During the Great War of 1914-1918, (World War I) both Italy and Serbia had received territorial promises of the allies Britain and France, once the war was over. France and Britain failed to meet their promises. Serbia then joined with neighboring Slavic ethnicity and thus formed a kingdom later known as Yugoslavia.
After the Great War, the Austro-Hungarian Empire was dissolved; then Italy occupied the “promised land”, to the northeast, which belonged to the Austro-Hungarian Empire. As a result, Italy came into conflict with Slavs, who mostly occupied these territories, known as the High Adriatic.
Fortunately, they reached an agreement that is based on the 1920 Treaty of Rapallo. Italy received much of the Austrian coast of the interior of Carniola and some areas of Carinthia.
Revolution, end of World War I and the Treaty of Rapallo
The main actor of the Treaty was the US President Woodrow Wilson. Not to be confused with a second Rapallo Treaty signed in 1922 between Russia and Germany, supposedly of cooperation and friendship!

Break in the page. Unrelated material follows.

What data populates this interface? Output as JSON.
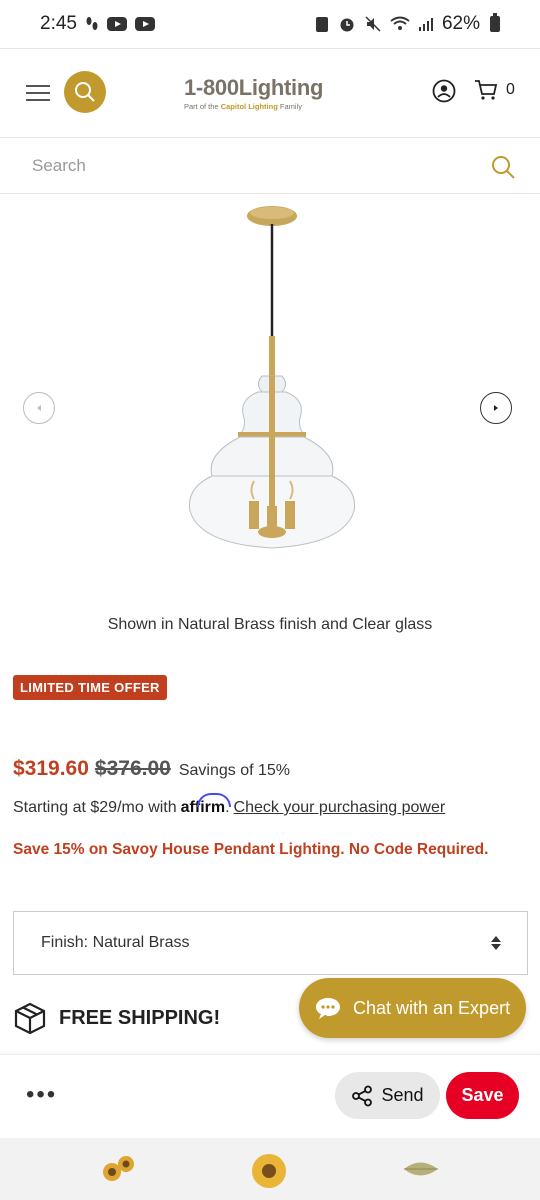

During the Great War, Italy and Serbia had been given conflicting promises of territory by the Allies. When the War ended, Serbia united with other Slavic states to form the Kingdom of Serbs, Croats and Slovenes (or Yugoslavia) while Italy occupied the lands it had been promised, many of which had large Slavic populations. Disputes between the two countries, especially over the status of the city of Fiume, led to the 1920 Treaty of Rapallo.